Practical Implementation: For your immediate needs, enable Storage Analytics hour and minute metrics in addition to diagnostic logs. These provide different data granularity and are not sampled. Access via Azure portal Storage Analytics blade or query the $MetricsTransactionsBlob table directly.

The reality is Azure Storage observability requires a multi-tool approach. No single configuration gives you complete visibility due to the scale and cost implications of logging billions of operations. Design your monitoring strategy based on what you actually need to troubleshoot versus nice-to-have data.

We faced this exact issue last quarter. The sampling rate for storage logs varies based on operation type and volume. High-frequency operations like GetBlob on popular blobs are heavily sampled (sometimes down to 1-5% of actual requests). The solution is multi-layered: use Storage Analytics metrics for volume trends, enable detailed logging only for specific containers you need to monitor closely, and implement custom telemetry in your application for critical paths.

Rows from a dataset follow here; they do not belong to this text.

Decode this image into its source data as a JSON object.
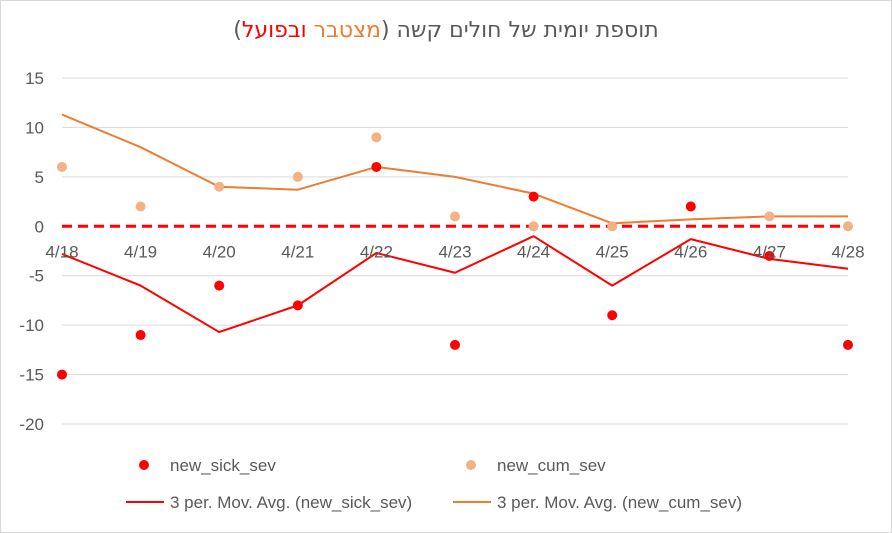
{
  "chart_data": {
    "type": "line",
    "title_parts": [
      {
        "text": "תוספת יומית של חולים קשה (",
        "color": "#595959"
      },
      {
        "text": "מצטבר",
        "color": "#ed7d31"
      },
      {
        "text": " ",
        "color": "#595959"
      },
      {
        "text": "ובפועל",
        "color": "#ff0000"
      },
      {
        "text": ")",
        "color": "#595959"
      }
    ],
    "categories": [
      "4/18",
      "4/19",
      "4/20",
      "4/21",
      "4/22",
      "4/23",
      "4/24",
      "4/25",
      "4/26",
      "4/27",
      "4/28"
    ],
    "y_ticks": [
      15,
      10,
      5,
      0,
      -5,
      -10,
      -15,
      -20
    ],
    "ylim": [
      -20,
      15
    ],
    "grid": true,
    "legend_position": "bottom",
    "series": [
      {
        "name": "new_sick_sev",
        "kind": "scatter",
        "color": "#ff0000",
        "values": [
          -15,
          -11,
          -6,
          -8,
          6,
          -12,
          3,
          -9,
          2,
          -3,
          -12
        ]
      },
      {
        "name": "new_cum_sev",
        "kind": "scatter",
        "color": "#f4b183",
        "values": [
          6,
          2,
          4,
          5,
          9,
          1,
          0,
          0,
          2,
          1,
          0
        ]
      },
      {
        "name": "3 per. Mov. Avg. (new_sick_sev)",
        "kind": "line",
        "color": "#ff0000",
        "values": [
          -2.8,
          -6,
          -10.7,
          -8,
          -2.7,
          -4.7,
          -1,
          -6,
          -1.3,
          -3.3,
          -4.3
        ]
      },
      {
        "name": "3 per. Mov. Avg. (new_cum_sev)",
        "kind": "line",
        "color": "#ed7d31",
        "values": [
          11.3,
          8,
          4,
          3.7,
          6,
          5,
          3.3,
          0.3,
          0.7,
          1,
          1
        ]
      }
    ],
    "reference_line": {
      "value": 0,
      "color": "#ff0000",
      "style": "dashed"
    }
  }
}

For KQL queries, you also need to account for the sampling rate in your calculations. Microsoft doesn’t document the exact sampling algorithm but it’s definitely not uniform across all operations.

The RBAC permissions were correct, but that’s a good point to verify. I’m going to implement the hybrid approach with Application Insights for critical operations and accept the sampled storage logs for general trends.

Azure Storage diagnostic logs are sampled by default for high-volume operations to manage costs and log volume. There’s no way to disable this sampling completely. For complete observability, you need to implement client-side logging in your application code using Application Insights SDK. This captures every operation from the application perspective before it hits Azure Storage.

Also, ensure you’re querying the correct time range - there can be 5-10 minute ingestion delays for storage logs in Log Analytics.

Check if you have the Storage Blob Data Reader role properly assigned to your Log Analytics workspace managed identity. Without correct RBAC permissions, diagnostic logs can fail silently and you won’t see errors - just missing data. This caught us out for weeks because the diagnostic setting showed as enabled but logs weren’t flowing.

Storage diagnostic settings have multiple log categories. You need to enable all three: StorageRead, StorageWrite, and StorageDelete. By default, only high-level metrics are captured. Also check your Log Analytics workspace retention settings - logs might be getting dropped if you’re hitting quota limits.